Newton's second law is defined mathematically by the equation F=ma. Where F is force, m is mass, and a is acceleration. Here is one way to visualize the relationship between Force, Mass, and Acceleration in Newton's second law.
F=ma This shows that a large force acting on a mass will result in a large acceleration. In other words, acceleration is proportional to force!
F=ma  This shows that a force acting on a larger mass will cause a smaller acceleration. In other words, acceleration is inversely proportional to mass!
Newton's Third Law of motion states: Forces act in pairs, equal in magnitude and opposite in direction.
    Often referred to as the Law of Action and Reaction, this law states that forces never act alone. Every action force produces and equal opposite reaction force. Look at the two examples in diagram "Q" below.
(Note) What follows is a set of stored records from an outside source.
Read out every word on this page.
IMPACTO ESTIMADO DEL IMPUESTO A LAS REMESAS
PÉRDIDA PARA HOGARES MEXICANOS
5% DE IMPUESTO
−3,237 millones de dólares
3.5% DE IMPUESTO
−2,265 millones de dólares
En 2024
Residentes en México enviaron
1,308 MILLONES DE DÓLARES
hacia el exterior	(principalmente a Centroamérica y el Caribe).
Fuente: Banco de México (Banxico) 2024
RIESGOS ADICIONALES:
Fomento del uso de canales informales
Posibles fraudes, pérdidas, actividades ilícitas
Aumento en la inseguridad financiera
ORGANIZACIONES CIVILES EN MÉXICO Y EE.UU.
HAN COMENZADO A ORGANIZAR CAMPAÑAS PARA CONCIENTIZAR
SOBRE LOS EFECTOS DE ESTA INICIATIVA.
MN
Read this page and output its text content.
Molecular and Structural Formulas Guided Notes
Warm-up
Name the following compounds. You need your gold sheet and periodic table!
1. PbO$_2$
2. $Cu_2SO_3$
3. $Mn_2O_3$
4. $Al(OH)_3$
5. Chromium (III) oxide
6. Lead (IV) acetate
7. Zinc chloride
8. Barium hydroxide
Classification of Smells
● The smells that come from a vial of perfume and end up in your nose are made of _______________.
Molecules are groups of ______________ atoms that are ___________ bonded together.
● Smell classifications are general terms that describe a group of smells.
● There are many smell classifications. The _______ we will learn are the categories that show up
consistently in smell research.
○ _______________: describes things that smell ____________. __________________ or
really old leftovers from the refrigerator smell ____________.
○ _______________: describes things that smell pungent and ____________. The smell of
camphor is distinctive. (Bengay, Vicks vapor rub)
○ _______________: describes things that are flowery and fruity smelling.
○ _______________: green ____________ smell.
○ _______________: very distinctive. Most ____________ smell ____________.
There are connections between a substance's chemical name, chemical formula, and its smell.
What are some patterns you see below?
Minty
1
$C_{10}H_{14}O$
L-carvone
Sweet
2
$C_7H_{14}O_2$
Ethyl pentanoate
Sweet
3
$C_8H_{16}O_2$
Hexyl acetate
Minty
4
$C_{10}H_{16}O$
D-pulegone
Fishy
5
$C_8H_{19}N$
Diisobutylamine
Lay the book on the table and the weight of the book pushes down on the table. The table also pushes up on the book to balance the downward push (weight) of the book. Push on a book to slide it across the table and the book pushes back on your hand with and equal force.  These matching forces are called action - reaction pairs. 
Diag. Q
Here is another example of Newton's Third Law.
Newton's Third law also explains how a rocket works. Hot gases from the burning fuel are forced backwards out the rocket nozzle. This is the action force. The hot gasses force the rocket forward. This is the reaction force.